Even softer Brexit will deliver City slowdown, EY warns

The City is set to suffer a slowdown next year, although asset management will continue to see modest growth, EY warns in its latest outlook for UK financial services.

Bonds are set to decline from 15.2 per cent of AUM to 13.8 per cent on the back of interest rate rises from the US Fed and a tapering of the ECB’s asset purchase programme, while equities under management are forecast to rise 6 per cent annually between now and 2020.

Total assets under management will reach £1.3trn by 2020.

In contrast, business lending is predicted to stagnate in 2018 and 2019 before slowly climbing to £435bn by 2020, while mortgage demand is also set to dampen.

However, with inflation set to hit 3 per cent later in the year while real household incomes forecast to decline by 0.2 per cent, demand for consumer credit could rise if households attempt to compensate for the hit by borrowing more.

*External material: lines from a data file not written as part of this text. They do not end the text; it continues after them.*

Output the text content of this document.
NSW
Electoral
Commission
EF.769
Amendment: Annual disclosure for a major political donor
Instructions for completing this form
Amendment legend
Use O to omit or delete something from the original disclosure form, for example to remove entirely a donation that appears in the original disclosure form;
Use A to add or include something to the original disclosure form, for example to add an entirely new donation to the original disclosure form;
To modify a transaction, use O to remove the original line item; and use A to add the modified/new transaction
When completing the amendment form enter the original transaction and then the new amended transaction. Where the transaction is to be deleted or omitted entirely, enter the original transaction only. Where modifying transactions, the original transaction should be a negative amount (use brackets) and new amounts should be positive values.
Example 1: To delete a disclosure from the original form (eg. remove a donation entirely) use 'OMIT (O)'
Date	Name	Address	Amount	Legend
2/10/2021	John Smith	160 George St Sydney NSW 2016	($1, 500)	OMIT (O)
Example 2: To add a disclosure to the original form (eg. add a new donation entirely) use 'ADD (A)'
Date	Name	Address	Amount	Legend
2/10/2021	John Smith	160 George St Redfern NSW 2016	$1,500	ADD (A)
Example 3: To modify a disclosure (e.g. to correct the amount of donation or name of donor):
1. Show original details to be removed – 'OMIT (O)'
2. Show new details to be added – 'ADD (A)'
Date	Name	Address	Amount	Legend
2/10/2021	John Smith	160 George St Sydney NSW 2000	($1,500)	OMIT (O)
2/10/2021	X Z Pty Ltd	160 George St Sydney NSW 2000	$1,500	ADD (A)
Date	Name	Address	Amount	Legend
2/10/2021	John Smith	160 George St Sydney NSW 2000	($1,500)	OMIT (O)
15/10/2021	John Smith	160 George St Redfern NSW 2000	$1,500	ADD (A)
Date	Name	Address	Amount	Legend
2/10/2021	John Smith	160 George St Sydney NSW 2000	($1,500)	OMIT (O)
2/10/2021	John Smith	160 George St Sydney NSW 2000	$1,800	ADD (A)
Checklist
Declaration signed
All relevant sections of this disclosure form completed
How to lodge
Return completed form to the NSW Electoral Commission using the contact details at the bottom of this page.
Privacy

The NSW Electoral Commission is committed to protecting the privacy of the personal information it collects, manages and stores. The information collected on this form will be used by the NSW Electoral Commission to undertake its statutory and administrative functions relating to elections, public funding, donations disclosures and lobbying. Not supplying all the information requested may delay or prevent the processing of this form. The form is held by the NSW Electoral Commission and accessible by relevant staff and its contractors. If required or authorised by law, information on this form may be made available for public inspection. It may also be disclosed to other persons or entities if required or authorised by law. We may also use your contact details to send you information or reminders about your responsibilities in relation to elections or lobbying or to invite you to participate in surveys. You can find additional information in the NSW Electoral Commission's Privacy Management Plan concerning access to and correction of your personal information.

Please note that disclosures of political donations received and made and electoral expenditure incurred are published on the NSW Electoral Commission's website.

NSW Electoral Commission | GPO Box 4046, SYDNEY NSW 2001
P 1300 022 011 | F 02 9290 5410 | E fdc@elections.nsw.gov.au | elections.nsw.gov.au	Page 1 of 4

EY forecasts consumer loans will grow from £204bn in 2017 to £218bn in 2020.

EY’s UK financial services managing partner Omar Ali says: “Even modelling for a Brexit transitional deal, the outlook for 2018 remains tough for financial services as the impact of higher inflation is felt by households up and down the country. Business lending, mortgage lending and general insurance look set to be the hardest hit.

“Despite warnings from the Bank of England and some high-street lenders, the only type of lending that is expected to grow in 2018 is consumer credit. A return to mortgage and business lending growth is forecast for the latter stages of the decade, but this does depend on the right deal being struck with Europe.”